The essential feature of chaos is that, theoretically, with perfect knowledge of the initial conditions(starting points), the system is predictable. However, perfect knowledge is not attainable and as a result, even a small error in the measurement of the initial conditions will produce an outcome that is uncorrelated to the dynamics of the system given perfect measurements. Also, the future of even an imperfectly measured system will become uncorrelated with is past.

Subchaos is a class of complex systems which are not chaotic in the sense of the Smale-Birkhoff Theorem but are never the less complex. The surprising nature of these systems is that they are "almost periodic". If one thinks of a periodic system as the most predictable system, then an almost periodic system should not be too for off from predictable. However, this is not true as the link on subchaos shows: Almost periodic systems can be astoundingly complex.

Almost periodic chaos is yet another class of complex dynamical systems.
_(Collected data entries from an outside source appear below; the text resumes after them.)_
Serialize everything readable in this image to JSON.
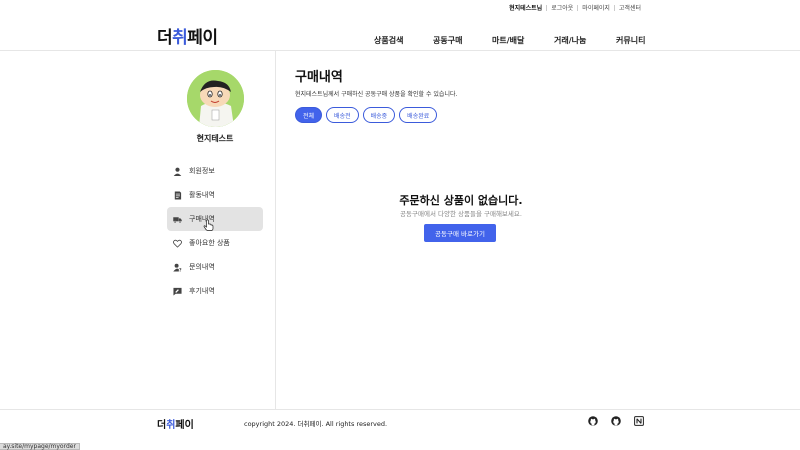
{
  "util": {
    "user": "현지테스트님",
    "links": [
      "로그아웃",
      "마이페이지",
      "고객센터"
    ]
  },
  "header": {
    "logo_part1": "더",
    "logo_part2": "취",
    "logo_part3": "페이",
    "nav": [
      "상품검색",
      "공동구매",
      "마트/배달",
      "거래/나눔",
      "커뮤니티"
    ]
  },
  "profile": {
    "name": "현지테스트"
  },
  "sidebar": {
    "items": [
      {
        "label": "회원정보",
        "icon": "user-icon"
      },
      {
        "label": "활동내역",
        "icon": "document-icon"
      },
      {
        "label": "구매내역",
        "icon": "truck-icon",
        "active": true
      },
      {
        "label": "좋아요한 상품",
        "icon": "heart-icon"
      },
      {
        "label": "문의내역",
        "icon": "person-question-icon"
      },
      {
        "label": "후기내역",
        "icon": "review-icon"
      }
    ]
  },
  "main": {
    "title": "구매내역",
    "description": "현지테스트님께서 구매하신 공동구매 상품을 확인할 수 있습니다.",
    "filters": [
      "전체",
      "배송전",
      "배송중",
      "배송완료"
    ],
    "empty_title": "주문하신 상품이 없습니다.",
    "empty_sub": "공동구매에서 다양한 상품들을 구매해보세요.",
    "cta": "공동구매 바로가기"
  },
  "footer": {
    "logo_part1": "더",
    "logo_part2": "취",
    "logo_part3": "페이",
    "copyright": "copyright 2024. 더취페이. All rights reserved.",
    "icons": [
      "github-icon",
      "github-icon",
      "notion-icon"
    ]
  },
  "status_url": "ay.site/mypage/myorder",
  "colors": {
    "accent": "#4263eb",
    "active_bg": "#e3e3e3"
  }
}
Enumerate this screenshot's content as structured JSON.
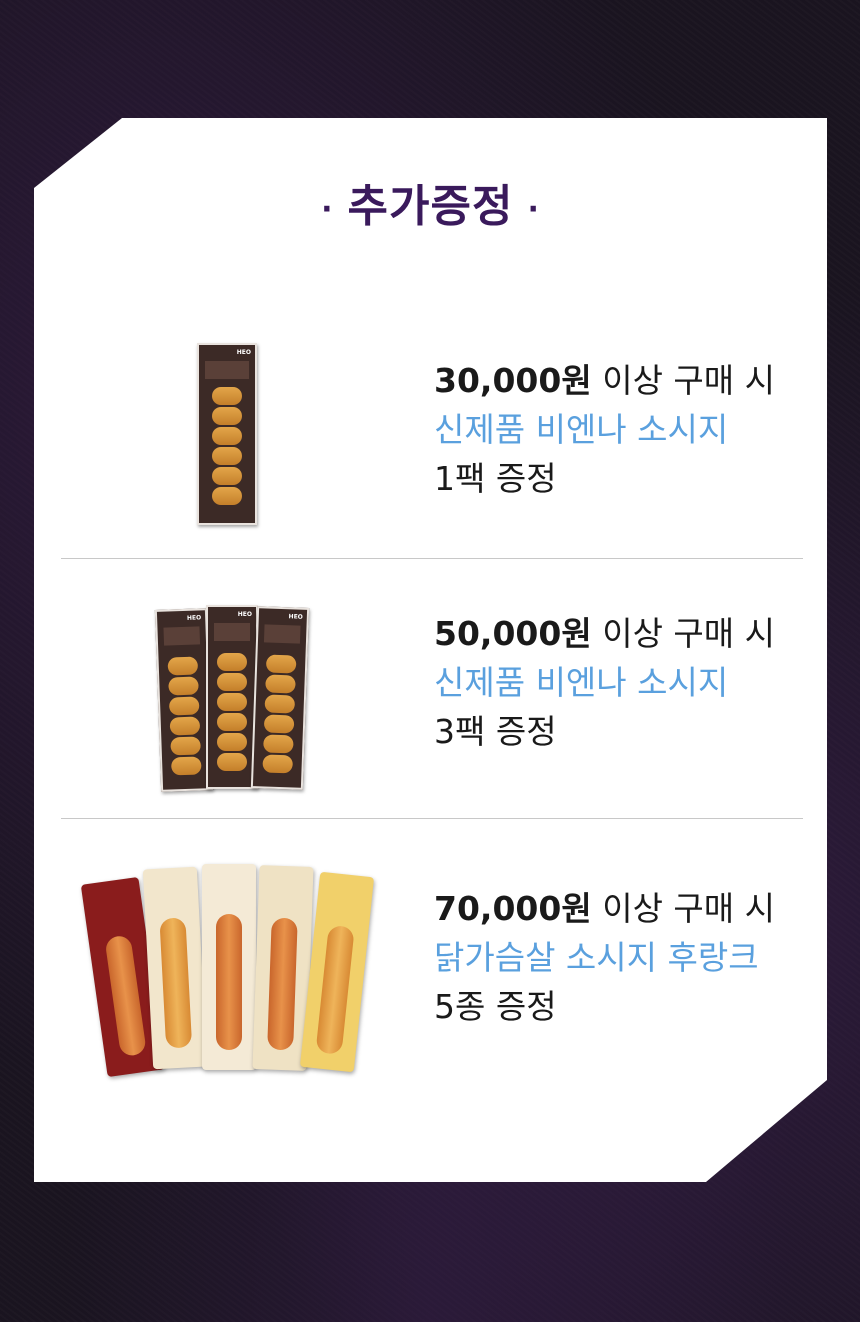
{
  "heading": {
    "dot_left": "·",
    "title": "추가증정",
    "dot_right": "·"
  },
  "gifts": [
    {
      "price": "30,000원",
      "condition": " 이상 구매 시",
      "product": "신제품 비엔나 소시지",
      "quantity": "1팩 증정"
    },
    {
      "price": "50,000원",
      "condition": " 이상 구매 시",
      "product": "신제품 비엔나 소시지",
      "quantity": "3팩 증정"
    },
    {
      "price": "70,000원",
      "condition": " 이상 구매 시",
      "product": "닭가슴살 소시지 후랑크",
      "quantity": "5종 증정"
    }
  ],
  "colors": {
    "heading": "#3a1a5c",
    "product": "#5aa0de",
    "text": "#1a1a1a",
    "card": "#ffffff"
  }
}
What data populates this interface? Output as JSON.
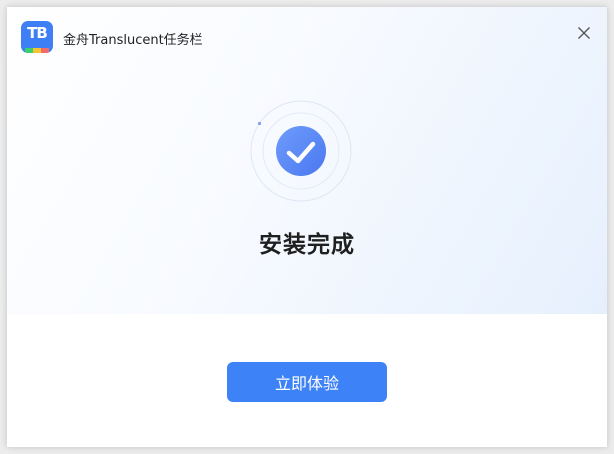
{
  "window": {
    "app_name": "金舟Translucent任务栏",
    "logo": {
      "text": "TB",
      "icon": "app-logo-icon",
      "colors": {
        "background": "#3f7ff6",
        "stripes": [
          "#3ecf6d",
          "#f5c431",
          "#f46b6b"
        ]
      }
    },
    "close_icon": "close-icon"
  },
  "status": {
    "icon": "check-circle-icon",
    "title": "安装完成"
  },
  "actions": {
    "primary_label": "立即体验"
  },
  "colors": {
    "accent": "#3e82f7",
    "hero_gradient_end": "#e6f0fd"
  }
}
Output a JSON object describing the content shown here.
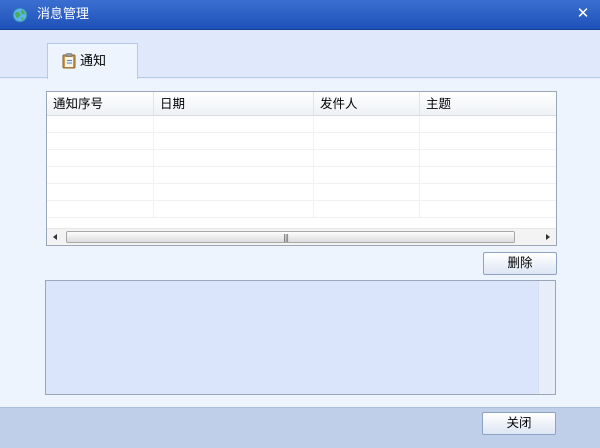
{
  "window": {
    "title": "消息管理",
    "close_glyph": "✕",
    "icon": "globe-icon"
  },
  "tabs": [
    {
      "label": "通知",
      "icon": "clipboard-icon",
      "selected": true
    }
  ],
  "grid": {
    "columns": [
      "通知序号",
      "日期",
      "发件人",
      "主题"
    ],
    "rows": []
  },
  "scrollbar": {
    "left_arrow": "◂",
    "right_arrow": "▸",
    "grip": "|||"
  },
  "buttons": {
    "delete": "删除",
    "close": "关闭"
  },
  "colors": {
    "titlebar": "#2a5fc7",
    "content_bg": "#eef4fe",
    "detail_bg": "#dae5fb",
    "footer_bg": "#bfcfea"
  }
}
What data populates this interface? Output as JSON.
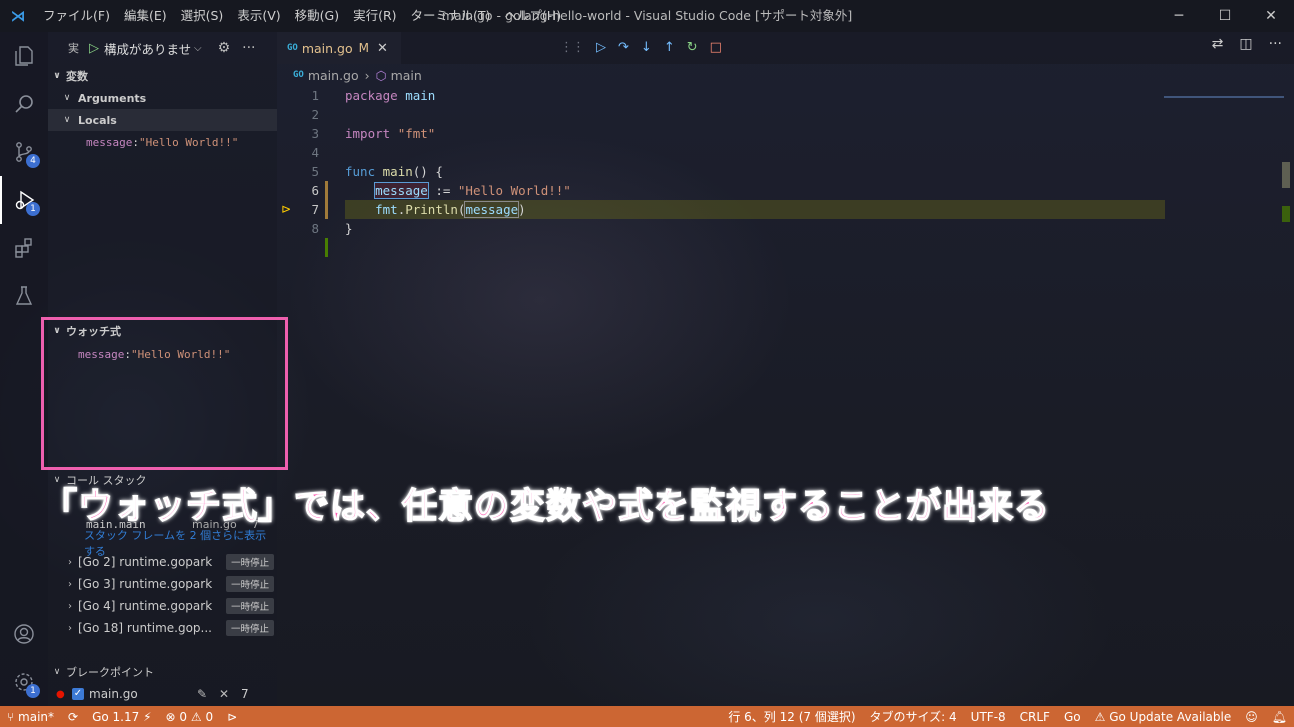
{
  "window": {
    "title": "main.go - golang-hello-world - Visual Studio Code [サポート対象外]",
    "menu": [
      "ファイル(F)",
      "編集(E)",
      "選択(S)",
      "表示(V)",
      "移動(G)",
      "実行(R)",
      "ターミナル(T)",
      "ヘルプ(H)"
    ],
    "controls": {
      "minimize": "─",
      "maximize": "☐",
      "close": "✕"
    }
  },
  "activity_bar": {
    "badges": {
      "scm": "4",
      "debug": "1",
      "accounts_settings": "1"
    }
  },
  "sidebar": {
    "header": {
      "label": "実",
      "config": "構成がありませ",
      "chevron": "⌵",
      "gear": "⚙",
      "more": "···"
    },
    "variables": {
      "title": "変数",
      "arguments": "Arguments",
      "locals": "Locals",
      "items": [
        {
          "name": "message",
          "value": "\"Hello World!!\""
        }
      ]
    },
    "watch": {
      "title": "ウォッチ式",
      "items": [
        {
          "name": "message",
          "value": "\"Hello World!!\""
        }
      ]
    },
    "call_stack": {
      "title": "コール スタック",
      "frame": {
        "func": "main.main",
        "file": "main.go",
        "line": "7"
      },
      "show_more": "スタック フレームを 2 個さらに表示する",
      "goroutines": [
        {
          "label": "[Go 2] runtime.gopark",
          "state": "一時停止"
        },
        {
          "label": "[Go 3] runtime.gopark",
          "state": "一時停止"
        },
        {
          "label": "[Go 4] runtime.gopark",
          "state": "一時停止"
        },
        {
          "label": "[Go 18] runtime.gop...",
          "state": "一時停止"
        }
      ]
    },
    "breakpoints": {
      "title": "ブレークポイント",
      "item": {
        "file": "main.go",
        "line": "7"
      }
    }
  },
  "editor": {
    "tab": {
      "icon_text": "GO",
      "name": "main.go",
      "modified": "M",
      "close": "✕"
    },
    "breadcrumb": {
      "file": "main.go",
      "symbol": "main"
    },
    "debug_toolbar": {
      "grip": "⋮⋮",
      "continue": "▷",
      "step_over": "↷",
      "step_into": "↓",
      "step_out": "↑",
      "restart": "↻",
      "stop": "□"
    },
    "lines": [
      {
        "n": "1",
        "parts": [
          [
            "kw",
            "package"
          ],
          [
            "plain",
            " "
          ],
          [
            "id",
            "main"
          ]
        ]
      },
      {
        "n": "2",
        "parts": []
      },
      {
        "n": "3",
        "parts": [
          [
            "kw",
            "import"
          ],
          [
            "plain",
            " "
          ],
          [
            "str",
            "\"fmt\""
          ]
        ]
      },
      {
        "n": "4",
        "parts": []
      },
      {
        "n": "5",
        "parts": [
          [
            "kw2",
            "func"
          ],
          [
            "plain",
            " "
          ],
          [
            "fn",
            "main"
          ],
          [
            "plain",
            "() {"
          ]
        ]
      },
      {
        "n": "6",
        "parts": [
          [
            "plain",
            "    "
          ],
          [
            "id",
            "message"
          ],
          [
            "plain",
            " := "
          ],
          [
            "str",
            "\"Hello World!!\""
          ]
        ]
      },
      {
        "n": "7",
        "parts": [
          [
            "plain",
            "    "
          ],
          [
            "id",
            "fmt"
          ],
          [
            "plain",
            "."
          ],
          [
            "fn",
            "Println"
          ],
          [
            "plain",
            "("
          ],
          [
            "id",
            "message"
          ],
          [
            "plain",
            ")"
          ]
        ]
      },
      {
        "n": "8",
        "parts": [
          [
            "plain",
            "}"
          ]
        ]
      }
    ]
  },
  "annotation": "「ウォッチ式」では、任意の変数や式を監視することが出来る",
  "status_bar": {
    "branch": "main*",
    "sync": "⟳",
    "go_version": "Go 1.17",
    "errors": "0",
    "warnings": "0",
    "position": "行 6、列 12 (7 個選択)",
    "tab_size": "タブのサイズ: 4",
    "encoding": "UTF-8",
    "eol": "CRLF",
    "language": "Go",
    "update": "Go Update Available"
  },
  "colors": {
    "status_bar": "#cc6633",
    "highlight_box": "#ee5fae",
    "annotation_text": "#ff5fb4",
    "current_line": "#6a6a1c"
  }
}
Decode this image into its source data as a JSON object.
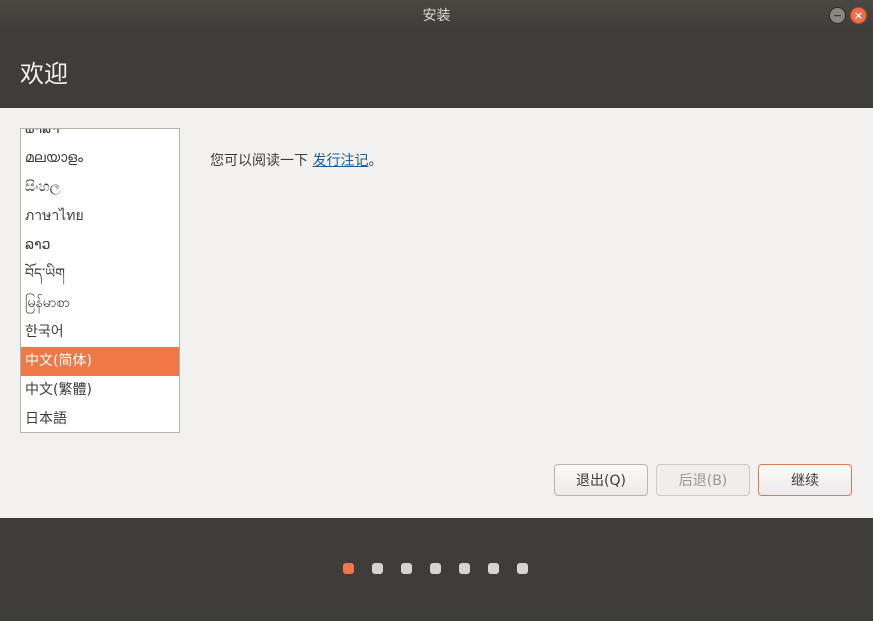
{
  "window": {
    "title": "安装",
    "minimize_icon": "−",
    "close_icon": "×"
  },
  "header": {
    "title": "欢迎"
  },
  "languages": [
    "ພາສາ",
    "മലയാളം",
    "සිංහල",
    "ภาษาไทย",
    "ລາວ",
    "བོད་ཡིག",
    "မြန်မာစာ",
    "한국어",
    "中文(简体)",
    "中文(繁體)",
    "日本語"
  ],
  "selected_language_index": 8,
  "release_notes": {
    "prefix": "您可以阅读一下 ",
    "link": "发行注记",
    "suffix": "。"
  },
  "buttons": {
    "quit": "退出(Q)",
    "back": "后退(B)",
    "continue": "继续"
  },
  "progress": {
    "total_steps": 7,
    "current_step": 1
  },
  "colors": {
    "accent": "#f07746",
    "header_bg": "#3f3d39",
    "link": "#19609c"
  }
}
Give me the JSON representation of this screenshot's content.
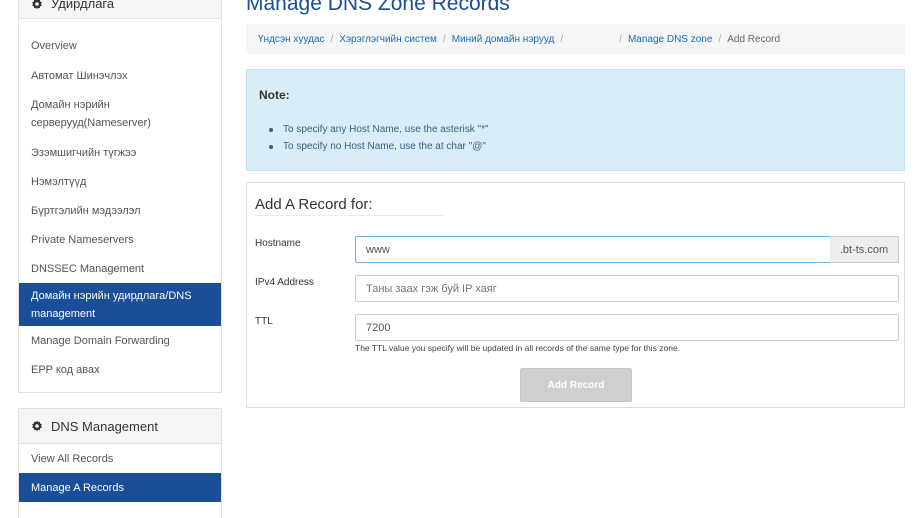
{
  "sidebar": {
    "panel1": {
      "title": "Удирдлага",
      "items": [
        {
          "label": "Overview"
        },
        {
          "label": "Автомат Шинэчлэх"
        },
        {
          "label": "Домайн нэрийн серверууд(Nameserver)"
        },
        {
          "label": "Эзэмшигчийн түгжээ"
        },
        {
          "label": "Нэмэлтүүд"
        },
        {
          "label": "Бүртгэлийн мэдээлэл"
        },
        {
          "label": "Private Nameservers"
        },
        {
          "label": "DNSSEC Management"
        },
        {
          "label": "Домайн нэрийн удирдлага/DNS management",
          "active": true
        },
        {
          "label": "Manage Domain Forwarding"
        },
        {
          "label": "EPP код авах"
        }
      ]
    },
    "panel2": {
      "title": "DNS Management",
      "items": [
        {
          "label": "View All Records"
        },
        {
          "label": "Manage A Records",
          "active": true
        }
      ]
    }
  },
  "main": {
    "title": "Manage DNS Zone Records",
    "breadcrumb": [
      "Үндсэн хуудас",
      "Хэрэглэгчийн систем",
      "Миний домайн нэрууд",
      "",
      "Manage DNS zone",
      "Add Record"
    ],
    "note": {
      "title": "Note:",
      "items": [
        "To specify any Host Name, use the asterisk \"*\"",
        "To specify no Host Name, use the at char \"@\""
      ]
    },
    "form": {
      "title": "Add A Record for:",
      "hostname_label": "Hostname",
      "hostname_value": "www",
      "domain_suffix": ".bt-ts.com",
      "ipv4_label": "IPv4 Address",
      "ipv4_placeholder": "Таны заах гэж буй IP хаяг",
      "ttl_label": "TTL",
      "ttl_value": "7200",
      "ttl_help": "The TTL value you specify will be updated in all records of the same type for this zone.",
      "submit_label": "Add Record"
    }
  },
  "colors": {
    "accent": "#1a4e96",
    "link": "#1a6bb5",
    "note_bg": "#d9edf7",
    "button_disabled": "#cfcfcf"
  },
  "icons": {
    "panel_icon": "gear-icon"
  }
}
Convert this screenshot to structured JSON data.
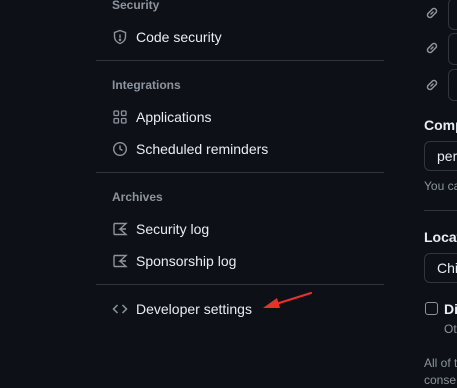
{
  "sidebar": {
    "security_heading": "Security",
    "code_security": "Code security",
    "integrations_heading": "Integrations",
    "applications": "Applications",
    "scheduled_reminders": "Scheduled reminders",
    "archives_heading": "Archives",
    "security_log": "Security log",
    "sponsorship_log": "Sponsorship log",
    "developer_settings": "Developer settings"
  },
  "profile_form": {
    "company_label": "Comp",
    "company_value": "per",
    "company_note": "You ca",
    "location_label": "Locat",
    "location_value": "Chi",
    "checkbox_label": "Di",
    "checkbox_note": "Ot",
    "footer_line1": "All of t",
    "footer_line2": "conse"
  },
  "annotation": {
    "arrow_color": "#e5332a"
  },
  "colors": {
    "background": "#0d1117",
    "text": "#e6edf3",
    "muted": "#8b949e",
    "border": "#30363d"
  }
}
We know that autonomous nonlinear systems, when driven by periodic forcing produce chaos. But what if the forcing is almost periodic? Almost periodic forcing is far more natural than periodic forcing, which is just an idealized form of dynamics. Hence the study of almost periodically forced system would be very valuable. In the link on almost periodic chaos we present a "time-one" plot showing how the "chaotic" dimension of the system drifts in a way that can resemble true dynamics of the human EEG..